Mascot in a Shropshire graveyard? Late Wenlock.
Mascot tripping over with an exclamation of “D'oh!”? Wenlock: Homerian stage.
Fellow delegates looked understandably bemused as I carried
my new friend around the ISSS/IGCP conference, but forking out those few pounds
had a tangible geological benefit. As
part of the London 2012 Cultural Olympiad, the Much Wenlock Museum is undergoing
a major overhaul. What's more, not only
will William Penny Brookes be lauded there for his Philhellenic philosophy, but
also for his love of natural history: his collections of local plants and
fossils will take pride of place.
Wenlock: Homerian stage. |
Palaeontology has made it into the cultural Olympiad
elsewhere too. The 'Discovering Places'
campaign of 2010 featured a couple of geological expeditions, whilst next May
will see Lyme Regis launch the Jurassic Coast Earth Festival.
Tapping into the fact that the Olympic sailing events will
be in Weymouth and Portland, the Devon and Dorset World Heritage site will
feature numerous cultural activities.
Our very own association will be involved, though I'm sad to say that
support for a Palaeolympics hasn't been forthcoming. This is despite a fossiliferous 'Faster,
Higher, Stronger' being a sure-fire crowd pleaser*.

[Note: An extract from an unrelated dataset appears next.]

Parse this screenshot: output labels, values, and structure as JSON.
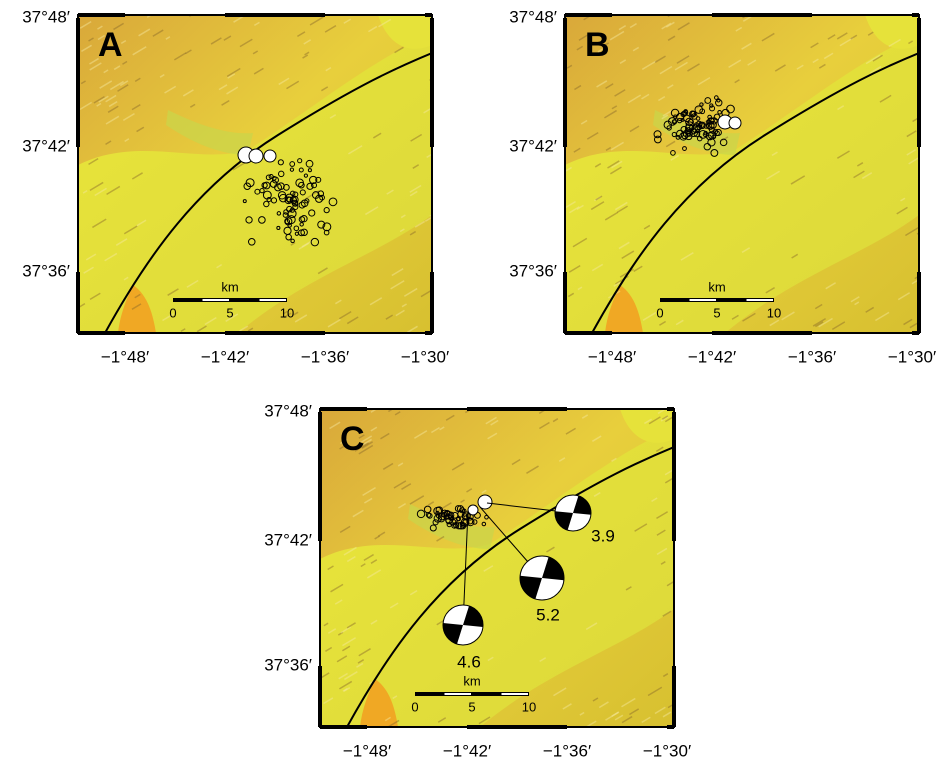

Talking of fire and crowds, keep an eye out for the Olympic
flame, too. In 2010, the Vancouver
Winter Olympic torch relay took the burning stick fully trans-Canada, and I had
the pleasure of watching it sweep past the university Earth Sciences building
in St John's. I'm not sure of the 2012
itinerary, but it must get within spitting distance of at least one geology
department.
If it doesn't, though, you can always become a geological
Olympian yourself. Birmingham Earth
Science alumnus Paul Manning took that very route, eschewing rocks and fossils
for a bike, and pedalling to a series of Olympic medals. This culminated in gold in the team pursuit
at the 2008 Beijing Games.
Cycling seems like a perfectly palaeontological pursuit, one
that might have seen Croll of Scotland or Milankovitch of Serbia take the
laurel wreath, but maybe Manning is unique.
I certainly don't know of any podium-placed palaeontologists. Perhaps the definition needs broadening,
then. Maybe we can erect our own
echinoderm pentathlon, or crustacean decathlon.
And what are ammonoid and conodont biostratigraphy if not a form of
synchronized swimming?
In the mean time, pay a visit to the Welsh Borderlands and
immerse yourself in these amazing tracts of 19th century history, in
the annals of an era when anything was possible, even in tiny Shropshire
towns. And if you peer carefully into
the shadows along the Olympian Trail, who knows? Perhaps you'll spot the philanthropic King of
Wenlock in conversation with the self-centred King of Siluria? I know whose team I'm on.